One song brought the 34-year-old millions of YouTube ads and iTunes downloads, demonstrating what incredible sums of money are being made in the music business. An even bigger dollop of cash will come from TV commercials.
According to The Star, from these sources only, the Korean pop singer and his camp will rake in at least $7.9 million this year. But for online music sales in his native country, he’ll earn less than $60,000.
“Gangnam Style” with its incredible imitated horse-riding dance is the most-watched video on YouTube ever.
The famous video has been viewed more than 880 million times on YouTube only since its release in July, beating the previous record of Justin Bieber’s “Baby,” which racked up more than 808 million views since February 2010.

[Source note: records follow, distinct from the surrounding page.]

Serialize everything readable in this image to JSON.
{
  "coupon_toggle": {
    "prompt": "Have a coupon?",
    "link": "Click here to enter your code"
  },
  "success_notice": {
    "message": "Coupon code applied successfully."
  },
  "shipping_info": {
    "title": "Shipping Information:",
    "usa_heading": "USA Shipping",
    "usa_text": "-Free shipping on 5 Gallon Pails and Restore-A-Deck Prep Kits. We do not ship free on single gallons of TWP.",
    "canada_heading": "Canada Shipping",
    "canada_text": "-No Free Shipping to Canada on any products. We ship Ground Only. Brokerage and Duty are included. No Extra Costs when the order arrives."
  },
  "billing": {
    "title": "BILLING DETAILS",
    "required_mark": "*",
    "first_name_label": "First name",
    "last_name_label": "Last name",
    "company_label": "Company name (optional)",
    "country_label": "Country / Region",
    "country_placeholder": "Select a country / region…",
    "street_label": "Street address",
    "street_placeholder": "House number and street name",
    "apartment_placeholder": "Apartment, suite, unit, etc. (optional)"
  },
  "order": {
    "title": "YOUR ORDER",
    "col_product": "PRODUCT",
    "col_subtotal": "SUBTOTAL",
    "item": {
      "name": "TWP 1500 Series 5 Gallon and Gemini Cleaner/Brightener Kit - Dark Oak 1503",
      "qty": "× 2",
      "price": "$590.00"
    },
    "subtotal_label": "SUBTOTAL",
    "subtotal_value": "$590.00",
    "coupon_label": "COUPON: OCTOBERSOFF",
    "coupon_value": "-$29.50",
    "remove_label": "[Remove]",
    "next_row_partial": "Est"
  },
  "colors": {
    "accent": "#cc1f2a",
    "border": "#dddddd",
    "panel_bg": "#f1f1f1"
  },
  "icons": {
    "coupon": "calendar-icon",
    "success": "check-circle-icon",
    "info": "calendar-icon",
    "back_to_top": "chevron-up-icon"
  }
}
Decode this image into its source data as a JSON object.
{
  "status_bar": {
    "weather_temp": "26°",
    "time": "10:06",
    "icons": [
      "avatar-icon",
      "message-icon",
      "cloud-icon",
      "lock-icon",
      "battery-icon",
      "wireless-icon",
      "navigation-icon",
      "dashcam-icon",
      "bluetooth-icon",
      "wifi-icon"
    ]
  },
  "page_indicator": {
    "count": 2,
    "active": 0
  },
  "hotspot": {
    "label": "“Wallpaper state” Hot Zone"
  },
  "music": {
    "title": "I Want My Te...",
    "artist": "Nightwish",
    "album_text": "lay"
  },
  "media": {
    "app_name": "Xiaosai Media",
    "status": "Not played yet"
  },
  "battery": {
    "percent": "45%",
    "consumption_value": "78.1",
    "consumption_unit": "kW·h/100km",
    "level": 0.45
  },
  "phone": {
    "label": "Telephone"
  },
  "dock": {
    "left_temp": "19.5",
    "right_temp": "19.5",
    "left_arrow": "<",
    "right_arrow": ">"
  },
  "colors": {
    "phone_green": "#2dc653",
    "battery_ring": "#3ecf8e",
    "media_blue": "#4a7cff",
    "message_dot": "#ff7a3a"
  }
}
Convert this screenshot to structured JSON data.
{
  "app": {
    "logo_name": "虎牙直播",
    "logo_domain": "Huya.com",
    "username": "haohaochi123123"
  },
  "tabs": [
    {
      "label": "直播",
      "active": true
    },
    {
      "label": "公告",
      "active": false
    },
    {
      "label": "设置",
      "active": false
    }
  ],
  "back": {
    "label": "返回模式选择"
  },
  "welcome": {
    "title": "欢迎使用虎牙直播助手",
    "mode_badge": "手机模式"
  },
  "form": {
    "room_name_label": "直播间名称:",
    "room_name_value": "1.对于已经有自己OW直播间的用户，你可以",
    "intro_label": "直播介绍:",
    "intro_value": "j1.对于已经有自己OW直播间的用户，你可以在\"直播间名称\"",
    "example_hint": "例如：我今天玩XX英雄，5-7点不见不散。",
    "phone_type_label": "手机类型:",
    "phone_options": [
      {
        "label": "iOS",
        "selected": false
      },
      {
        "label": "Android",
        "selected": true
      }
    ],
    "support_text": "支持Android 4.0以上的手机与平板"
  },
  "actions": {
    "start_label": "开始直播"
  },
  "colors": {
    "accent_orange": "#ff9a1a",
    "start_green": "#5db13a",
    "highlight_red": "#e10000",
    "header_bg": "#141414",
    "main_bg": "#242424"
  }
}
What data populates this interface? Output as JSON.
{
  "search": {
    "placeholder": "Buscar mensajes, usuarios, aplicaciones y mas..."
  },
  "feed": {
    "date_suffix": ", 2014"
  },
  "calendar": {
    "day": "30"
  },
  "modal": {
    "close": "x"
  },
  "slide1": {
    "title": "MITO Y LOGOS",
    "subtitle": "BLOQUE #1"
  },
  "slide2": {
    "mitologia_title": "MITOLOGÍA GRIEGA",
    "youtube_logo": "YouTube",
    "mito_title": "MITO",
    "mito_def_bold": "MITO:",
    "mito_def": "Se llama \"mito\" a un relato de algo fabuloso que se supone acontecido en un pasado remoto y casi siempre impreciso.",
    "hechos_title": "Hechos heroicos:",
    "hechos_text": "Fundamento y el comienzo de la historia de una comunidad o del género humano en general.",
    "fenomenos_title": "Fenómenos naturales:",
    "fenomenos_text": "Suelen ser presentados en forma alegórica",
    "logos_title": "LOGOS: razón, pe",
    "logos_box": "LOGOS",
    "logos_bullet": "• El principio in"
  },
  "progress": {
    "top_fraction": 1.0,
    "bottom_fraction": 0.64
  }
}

PSY’s official channel on YouTube, which uploads the singer’s songs and videos of his concerts, has nearly 1.3 billion views.
A video ad buying platform TubeMogul counted that the Korean pop star and his agent YG Entertainment have raked in about $870,000 as their share of the revenue from YouTube and ads.
The Google Inc. which the video service belongs to keeps approximately half.PSY and YG Entertainment also earn money from views of videos that parody his songs.
The search giant detects videos that use copyrighted content. Artists have the opportunity to remove video or allow it to stay online and share ad revenue with YouTube.
In late September the Korean hit had around 300 million views, more than 33,000 videos were identified by the content identification system as using “Gangnam Style.”
But since YouTube is at disposal of any user in any country in the world, wouldn’t Asia be responsible for a significant chunk of the $870,000? Thailand and South Korea are the countries with the second and third-highest views of the video.
“Ads rates vary depending on which country the video is played. Developed countries have higher ad rates and developing countries lower,” said Brian Suh, head of YouTube Partnership in Seoul.
The song has been downloaded 2.7 million times in the United States and has been a top seller for most weeks since its debut.
“Gangnam Style” sells for $1.29 on Apple’s iTunes Store, and the iPhone and iPad maker generally keeps about 30 per cent of all sales, so the PSY camp could be due more than $2.4 million.
However, there are still talks whether PSY will manage to replicate the blockbuster success of “Gangnam Style” or end up remembered as a one-hit performer.
“When this slows down, what comes next for PSY?” said Nielsen analytics vice-president David Bakula. “Is it the evolution of a new musical style, something audiences are going to be craving en masse, or is it something that’s just a passing fancy?”
Analysts predict that the hit song alone won’t become a ticket to the status of musicians such as Adele and may not even be enough to make him the top-grossing K-pop star.
Everything will become clear in March when a new album of the horse-riding dancer will be released.